Cambridge Analytica, the political consultancy at the centre of the Facebook data-sharing scandal, is shutting down, leaving many questions about its involvement in Kenya and Nigeria.
While regulators and lawmakers in the US and UK have scrutinised the company’s work concering data protection and privacy regulations, nothing has been forthcoming from Africa.
We may never know the extent of Cambridge Analytica’s work in Africa, and if it broke any laws.

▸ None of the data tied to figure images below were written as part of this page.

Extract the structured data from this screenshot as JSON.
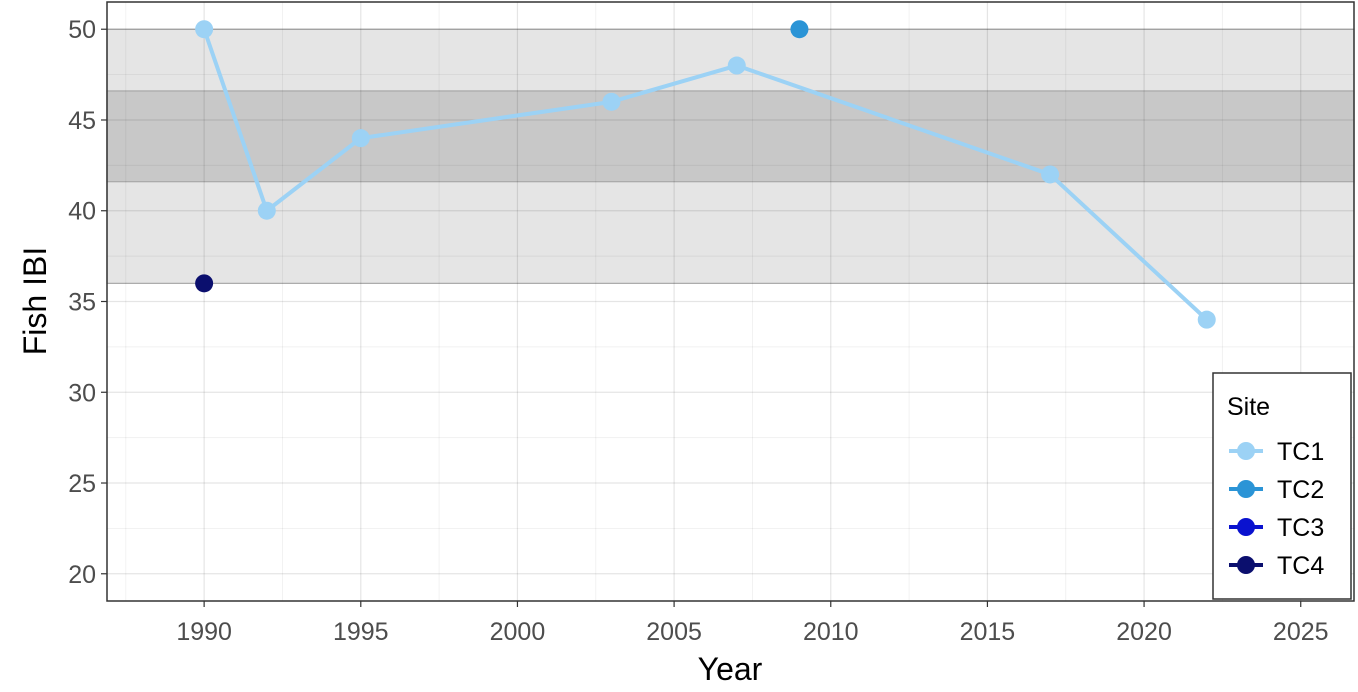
{
  "chart_data": {
    "type": "line",
    "xlabel": "Year",
    "ylabel": "Fish IBI",
    "xlim": [
      1986.9,
      2026.7
    ],
    "ylim": [
      18.5,
      51.5
    ],
    "x_ticks": [
      1990,
      1995,
      2000,
      2005,
      2010,
      2015,
      2020,
      2025
    ],
    "y_ticks": [
      20,
      25,
      30,
      35,
      40,
      45,
      50
    ],
    "grid": true,
    "bands": [
      {
        "ymin": 36,
        "ymax": 50,
        "color": "#e5e5e5"
      },
      {
        "ymin": 41.6,
        "ymax": 46.6,
        "color": "#c8c8c8"
      }
    ],
    "legend": {
      "title": "Site",
      "position": "bottom-right"
    },
    "series": [
      {
        "name": "TC1",
        "color": "#9cd2f5",
        "line": true,
        "x": [
          1990,
          1992,
          1995,
          2003,
          2007,
          2017,
          2022
        ],
        "y": [
          50,
          40,
          44,
          46,
          48,
          42,
          34
        ]
      },
      {
        "name": "TC2",
        "color": "#2b94d6",
        "line": false,
        "x": [
          2009
        ],
        "y": [
          50
        ]
      },
      {
        "name": "TC3",
        "color": "#0a12cf",
        "line": false,
        "x": [],
        "y": []
      },
      {
        "name": "TC4",
        "color": "#0b0f6e",
        "line": false,
        "x": [
          1990
        ],
        "y": [
          36
        ]
      }
    ]
  }
}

Here’s a reminder of the accusations:
Executives bragged in a secret recording by Channel 4 News that they had run President Uhuru Kenyatta’s campaigns in 2013 and 2017 – saying they had “staged the whole thing”. The firm is accused of being behind a deeply divisive campaign that exploited ethnic tensions to manipulate voters. Cambridge Analytica has not commented but Mr Kenyatta’s Jubilee Party has downplayed the impact of the group, saying it only employed the company’s parent company, SCL, to help with branding.
SCL reportedly worked for former President Goodluck Jonathan’s losing 2015 re-election campaign, using Israeli computer hackers to find dirt on his opponent Muhammadu Buhari.
SCL told the Guardian it had only provided “advertising and marketing services in support of the Goodluck Jonathan campaign”.